Por apenas um voto, vereadores decidiram manter veto da prefeita; aumento é alvo de críticas e segue suspenso por decisões judiciais
A decisão da Câmara Municipal de Campo Grande sobre o aumento do IPTU e da taxa do lixo para 2026 continua gerando forte repercussão entre moradores da Capital. Em votação realizada nesta semana, oito vereadores decidiram manter o veto da prefeita ao projeto que suspendia o reajuste. Com isso, o aumento segue valendo.
A proposta para derrubar o veto precisava de um voto a mais para ser aprovada. Ao todo, 14 vereadores votaram pela derrubada, mas não alcançaram o número necessário. A diferença mínima intensificou o debate, principalmente porque alguns parlamentares não compareceram à sessão decisiva.
Para parte da população, o reajuste é considerado abusivo, com casos em que os valores poderiam chegar a quase 400% de aumento. O impacto atinge diretamente o orçamento das famílias e também das empresas da cidade.
Como votaram os vereadores
Votaram pela derrubada do veto: André Salineiro (PL), Ana Portela (PL), Clodoilson Pires (Podemos), Flávio Cabo Almi (PSDB), Herculano Borges (Republicanos), Jean Ferreira (PT), Luiza Ribeiro (PT), Maicon Nogueira (PP), Marquinhos Trad (PDT), Otávio Trad (PSD), Professor Riverton (PP), Rafael Tavares (PL), Ronilço Guerreiro (Podemos) e Veterinário Francisco (União Brasil), totalizando 14 votos.
Pela manutenção do veto votaram: Beto Avelar (PP), Carlão (PSB), Delei Pinheiro (PP), Dr.
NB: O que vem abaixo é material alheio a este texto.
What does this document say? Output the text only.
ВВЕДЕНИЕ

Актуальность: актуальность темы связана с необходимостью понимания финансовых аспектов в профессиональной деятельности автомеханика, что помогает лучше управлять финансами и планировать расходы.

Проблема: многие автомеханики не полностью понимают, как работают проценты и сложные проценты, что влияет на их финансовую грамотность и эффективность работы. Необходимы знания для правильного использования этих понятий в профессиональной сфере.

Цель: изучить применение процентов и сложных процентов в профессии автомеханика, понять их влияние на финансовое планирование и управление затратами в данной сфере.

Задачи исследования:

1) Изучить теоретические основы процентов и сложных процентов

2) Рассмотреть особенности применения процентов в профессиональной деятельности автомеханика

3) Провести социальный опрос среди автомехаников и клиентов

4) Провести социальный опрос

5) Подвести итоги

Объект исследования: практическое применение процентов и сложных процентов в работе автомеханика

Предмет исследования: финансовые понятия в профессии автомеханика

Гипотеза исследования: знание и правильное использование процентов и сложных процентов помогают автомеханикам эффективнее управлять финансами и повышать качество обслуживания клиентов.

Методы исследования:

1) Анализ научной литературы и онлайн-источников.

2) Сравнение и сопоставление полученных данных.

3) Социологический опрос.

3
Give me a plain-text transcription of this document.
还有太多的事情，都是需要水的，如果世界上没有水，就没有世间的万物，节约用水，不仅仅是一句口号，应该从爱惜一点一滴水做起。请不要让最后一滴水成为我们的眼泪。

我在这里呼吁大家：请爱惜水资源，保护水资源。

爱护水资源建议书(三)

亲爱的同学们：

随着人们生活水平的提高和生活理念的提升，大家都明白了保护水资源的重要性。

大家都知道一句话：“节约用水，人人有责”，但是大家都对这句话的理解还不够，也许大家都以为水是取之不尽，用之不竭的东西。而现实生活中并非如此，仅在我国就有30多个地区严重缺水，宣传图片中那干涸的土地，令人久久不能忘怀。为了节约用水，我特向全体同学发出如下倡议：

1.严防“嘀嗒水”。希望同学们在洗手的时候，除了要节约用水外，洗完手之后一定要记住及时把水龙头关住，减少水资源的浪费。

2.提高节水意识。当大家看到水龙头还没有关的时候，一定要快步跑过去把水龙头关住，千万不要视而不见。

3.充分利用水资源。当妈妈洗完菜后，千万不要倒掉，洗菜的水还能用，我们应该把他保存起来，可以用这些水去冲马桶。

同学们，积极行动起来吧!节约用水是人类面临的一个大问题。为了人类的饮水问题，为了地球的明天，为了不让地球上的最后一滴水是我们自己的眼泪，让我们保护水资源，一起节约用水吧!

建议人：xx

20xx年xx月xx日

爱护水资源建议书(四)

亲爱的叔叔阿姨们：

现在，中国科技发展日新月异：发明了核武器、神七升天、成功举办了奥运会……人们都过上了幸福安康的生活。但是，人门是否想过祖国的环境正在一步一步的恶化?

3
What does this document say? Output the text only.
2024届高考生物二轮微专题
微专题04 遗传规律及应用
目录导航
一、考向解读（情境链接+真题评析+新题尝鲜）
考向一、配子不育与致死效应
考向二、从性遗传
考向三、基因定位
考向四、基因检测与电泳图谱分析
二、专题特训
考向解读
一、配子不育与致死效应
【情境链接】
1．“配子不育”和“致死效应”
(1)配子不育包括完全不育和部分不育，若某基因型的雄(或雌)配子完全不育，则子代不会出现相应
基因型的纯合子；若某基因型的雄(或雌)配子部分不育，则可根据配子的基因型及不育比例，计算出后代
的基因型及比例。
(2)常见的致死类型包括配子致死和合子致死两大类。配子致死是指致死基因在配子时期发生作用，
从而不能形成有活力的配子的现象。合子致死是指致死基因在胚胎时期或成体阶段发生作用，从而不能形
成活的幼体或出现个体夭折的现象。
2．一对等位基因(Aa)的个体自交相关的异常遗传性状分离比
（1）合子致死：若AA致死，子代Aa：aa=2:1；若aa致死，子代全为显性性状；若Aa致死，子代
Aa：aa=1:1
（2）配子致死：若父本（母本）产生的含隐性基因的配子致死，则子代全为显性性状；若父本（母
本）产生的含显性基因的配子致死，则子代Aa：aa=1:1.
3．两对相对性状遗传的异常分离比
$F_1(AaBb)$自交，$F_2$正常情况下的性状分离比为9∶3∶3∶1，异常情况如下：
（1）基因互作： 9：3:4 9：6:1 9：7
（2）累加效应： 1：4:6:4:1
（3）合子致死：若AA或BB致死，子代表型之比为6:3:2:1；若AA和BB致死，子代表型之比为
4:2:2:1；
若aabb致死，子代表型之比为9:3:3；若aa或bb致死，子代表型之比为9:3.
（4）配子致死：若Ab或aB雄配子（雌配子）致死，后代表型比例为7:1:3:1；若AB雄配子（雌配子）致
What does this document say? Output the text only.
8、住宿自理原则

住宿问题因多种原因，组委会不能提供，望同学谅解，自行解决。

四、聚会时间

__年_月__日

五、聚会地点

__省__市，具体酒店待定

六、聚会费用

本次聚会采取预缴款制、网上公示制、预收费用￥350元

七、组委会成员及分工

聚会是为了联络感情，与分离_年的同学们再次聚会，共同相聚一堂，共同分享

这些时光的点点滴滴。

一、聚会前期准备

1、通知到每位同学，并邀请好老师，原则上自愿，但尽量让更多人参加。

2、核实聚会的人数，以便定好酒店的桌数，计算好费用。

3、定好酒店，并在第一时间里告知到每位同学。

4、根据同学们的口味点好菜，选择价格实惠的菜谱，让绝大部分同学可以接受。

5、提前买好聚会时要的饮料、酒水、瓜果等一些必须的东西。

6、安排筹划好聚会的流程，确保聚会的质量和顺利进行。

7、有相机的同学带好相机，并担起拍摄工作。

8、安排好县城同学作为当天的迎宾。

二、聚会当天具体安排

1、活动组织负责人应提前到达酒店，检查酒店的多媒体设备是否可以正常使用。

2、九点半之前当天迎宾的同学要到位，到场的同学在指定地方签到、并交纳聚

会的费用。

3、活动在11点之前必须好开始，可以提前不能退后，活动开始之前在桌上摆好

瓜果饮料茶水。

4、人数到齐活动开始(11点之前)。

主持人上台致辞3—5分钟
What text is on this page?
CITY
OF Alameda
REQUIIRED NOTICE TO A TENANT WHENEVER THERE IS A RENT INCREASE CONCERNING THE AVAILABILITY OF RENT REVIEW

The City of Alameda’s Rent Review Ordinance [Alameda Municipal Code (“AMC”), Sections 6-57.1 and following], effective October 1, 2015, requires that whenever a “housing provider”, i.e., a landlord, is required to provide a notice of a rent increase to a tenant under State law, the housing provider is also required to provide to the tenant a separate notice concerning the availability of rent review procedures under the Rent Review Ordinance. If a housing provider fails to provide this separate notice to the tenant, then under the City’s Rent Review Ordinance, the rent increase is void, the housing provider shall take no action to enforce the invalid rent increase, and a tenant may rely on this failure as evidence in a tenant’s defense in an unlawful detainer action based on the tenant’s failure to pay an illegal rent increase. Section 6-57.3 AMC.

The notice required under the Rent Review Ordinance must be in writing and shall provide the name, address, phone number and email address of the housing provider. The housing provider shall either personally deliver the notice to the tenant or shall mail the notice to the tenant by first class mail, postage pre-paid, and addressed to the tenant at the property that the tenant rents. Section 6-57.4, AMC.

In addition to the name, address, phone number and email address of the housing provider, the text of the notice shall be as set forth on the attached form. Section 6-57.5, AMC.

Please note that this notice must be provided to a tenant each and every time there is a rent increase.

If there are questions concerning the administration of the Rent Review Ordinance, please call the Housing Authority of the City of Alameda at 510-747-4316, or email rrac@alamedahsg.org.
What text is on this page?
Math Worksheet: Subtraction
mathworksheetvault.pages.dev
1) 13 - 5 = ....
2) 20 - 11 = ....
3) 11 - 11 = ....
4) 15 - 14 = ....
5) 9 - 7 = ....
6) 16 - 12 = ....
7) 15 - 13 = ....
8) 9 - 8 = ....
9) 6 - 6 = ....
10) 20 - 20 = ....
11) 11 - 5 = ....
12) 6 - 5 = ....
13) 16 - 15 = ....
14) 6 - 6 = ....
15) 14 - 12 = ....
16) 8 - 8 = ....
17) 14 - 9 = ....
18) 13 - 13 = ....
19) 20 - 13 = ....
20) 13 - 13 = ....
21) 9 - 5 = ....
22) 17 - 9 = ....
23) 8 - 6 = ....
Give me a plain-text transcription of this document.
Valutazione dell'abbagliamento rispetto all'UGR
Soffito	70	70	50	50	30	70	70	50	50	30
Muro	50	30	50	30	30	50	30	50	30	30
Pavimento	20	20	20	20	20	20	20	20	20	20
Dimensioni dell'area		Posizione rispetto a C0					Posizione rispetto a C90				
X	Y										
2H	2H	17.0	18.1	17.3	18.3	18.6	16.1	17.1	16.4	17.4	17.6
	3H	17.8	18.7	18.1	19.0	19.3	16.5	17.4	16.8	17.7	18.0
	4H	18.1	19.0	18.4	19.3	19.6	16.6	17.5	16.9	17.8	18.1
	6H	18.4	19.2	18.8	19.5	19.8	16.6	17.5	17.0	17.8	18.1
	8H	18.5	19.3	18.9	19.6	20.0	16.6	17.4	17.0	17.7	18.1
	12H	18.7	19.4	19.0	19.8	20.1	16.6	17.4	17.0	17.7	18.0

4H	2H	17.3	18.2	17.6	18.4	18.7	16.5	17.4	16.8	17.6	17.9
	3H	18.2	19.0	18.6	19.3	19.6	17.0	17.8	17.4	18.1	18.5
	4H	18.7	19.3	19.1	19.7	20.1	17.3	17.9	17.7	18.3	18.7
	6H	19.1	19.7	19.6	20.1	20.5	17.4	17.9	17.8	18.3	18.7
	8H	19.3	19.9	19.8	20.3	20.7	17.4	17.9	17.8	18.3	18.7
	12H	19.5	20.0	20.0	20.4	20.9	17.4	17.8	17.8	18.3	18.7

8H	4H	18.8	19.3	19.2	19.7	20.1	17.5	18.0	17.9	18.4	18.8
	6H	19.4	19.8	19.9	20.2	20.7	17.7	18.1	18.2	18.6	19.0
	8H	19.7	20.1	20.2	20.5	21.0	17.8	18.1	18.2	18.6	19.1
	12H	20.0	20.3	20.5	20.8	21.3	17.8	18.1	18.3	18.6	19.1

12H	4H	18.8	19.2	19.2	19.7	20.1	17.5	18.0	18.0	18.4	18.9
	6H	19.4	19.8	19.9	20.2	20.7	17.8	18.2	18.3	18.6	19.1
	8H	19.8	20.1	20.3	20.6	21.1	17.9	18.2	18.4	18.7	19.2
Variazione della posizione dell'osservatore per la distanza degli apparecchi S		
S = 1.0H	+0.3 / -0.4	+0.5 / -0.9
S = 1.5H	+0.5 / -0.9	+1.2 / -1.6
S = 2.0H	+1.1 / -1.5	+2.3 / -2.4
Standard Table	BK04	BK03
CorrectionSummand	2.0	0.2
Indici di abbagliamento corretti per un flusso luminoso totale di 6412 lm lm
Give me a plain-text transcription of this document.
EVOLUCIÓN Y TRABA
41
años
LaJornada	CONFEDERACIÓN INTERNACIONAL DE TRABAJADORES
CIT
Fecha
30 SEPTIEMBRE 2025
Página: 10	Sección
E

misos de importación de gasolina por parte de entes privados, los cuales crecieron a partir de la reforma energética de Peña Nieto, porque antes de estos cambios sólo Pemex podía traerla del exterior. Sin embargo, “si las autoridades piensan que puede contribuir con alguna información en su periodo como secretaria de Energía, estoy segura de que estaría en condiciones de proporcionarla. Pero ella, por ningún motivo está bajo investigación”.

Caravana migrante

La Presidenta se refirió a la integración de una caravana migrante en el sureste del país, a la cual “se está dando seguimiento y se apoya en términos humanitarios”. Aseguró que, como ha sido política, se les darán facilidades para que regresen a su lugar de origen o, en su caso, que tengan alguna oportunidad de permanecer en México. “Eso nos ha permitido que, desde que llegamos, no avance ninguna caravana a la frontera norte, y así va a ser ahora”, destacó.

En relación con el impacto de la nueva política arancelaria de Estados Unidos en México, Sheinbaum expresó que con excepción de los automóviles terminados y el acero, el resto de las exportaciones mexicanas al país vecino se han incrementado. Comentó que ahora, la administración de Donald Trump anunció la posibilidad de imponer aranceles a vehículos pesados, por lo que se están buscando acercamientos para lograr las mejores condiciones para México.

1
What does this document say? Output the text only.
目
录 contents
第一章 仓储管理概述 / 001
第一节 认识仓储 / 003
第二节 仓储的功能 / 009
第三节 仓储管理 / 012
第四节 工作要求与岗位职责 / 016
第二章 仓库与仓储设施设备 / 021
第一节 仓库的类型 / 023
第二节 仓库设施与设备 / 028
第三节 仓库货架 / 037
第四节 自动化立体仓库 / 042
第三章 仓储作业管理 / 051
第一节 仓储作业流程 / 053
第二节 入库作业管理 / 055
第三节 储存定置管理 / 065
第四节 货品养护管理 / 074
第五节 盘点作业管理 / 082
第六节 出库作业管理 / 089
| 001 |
Jamal (MDB), Dr. Victor Rocha (PSDB), Leinha (Avante), Prof. Juari (PSDB) e Wilson Lands (Avante)
Estiveram ausentes na sessão: Lívio Leite (União), Fábio Rocha (União), Júnior Coringa (MDB), Landmark (PT), Neto Santos (Republicanos) e Silvio Pitu (PSDB).
A votação também chamou atenção por mudanças de posicionamento. Vereadores como Carlão, Dr. Jamal e Leinha haviam votado anteriormente a favor da suspensão do decreto, em janeiro, mas agora optaram por manter o veto.
Outro ponto que gerou questionamentos foi a atuação do presidente da Câmara, Pape. Em janeiro, ele participou da votação. Já nesta sessão, não votou por estar presidindo os trabalhos. A situação levantou discussões sobre o regimento interno da Casa e em quais circunstâncias o presidente pode ou não registrar voto.
Debate segue na Justiça
Apesar da decisão da Câmara, o aumento do IPTU e da taxa do lixo continua suspenso por decisões judiciais que barraram reajustes acima da inflação. No entanto, há movimentações para que essas decisões sejam revistas.
O tema tem sido alvo de críticas de advogados, representantes do Ministério Público, especialistas e moradores, que questionam a legalidade e o momento do reajuste, especialmente diante de reclamações sobre a qualidade de serviços públicos como saúde, infraestrutura e assistência social.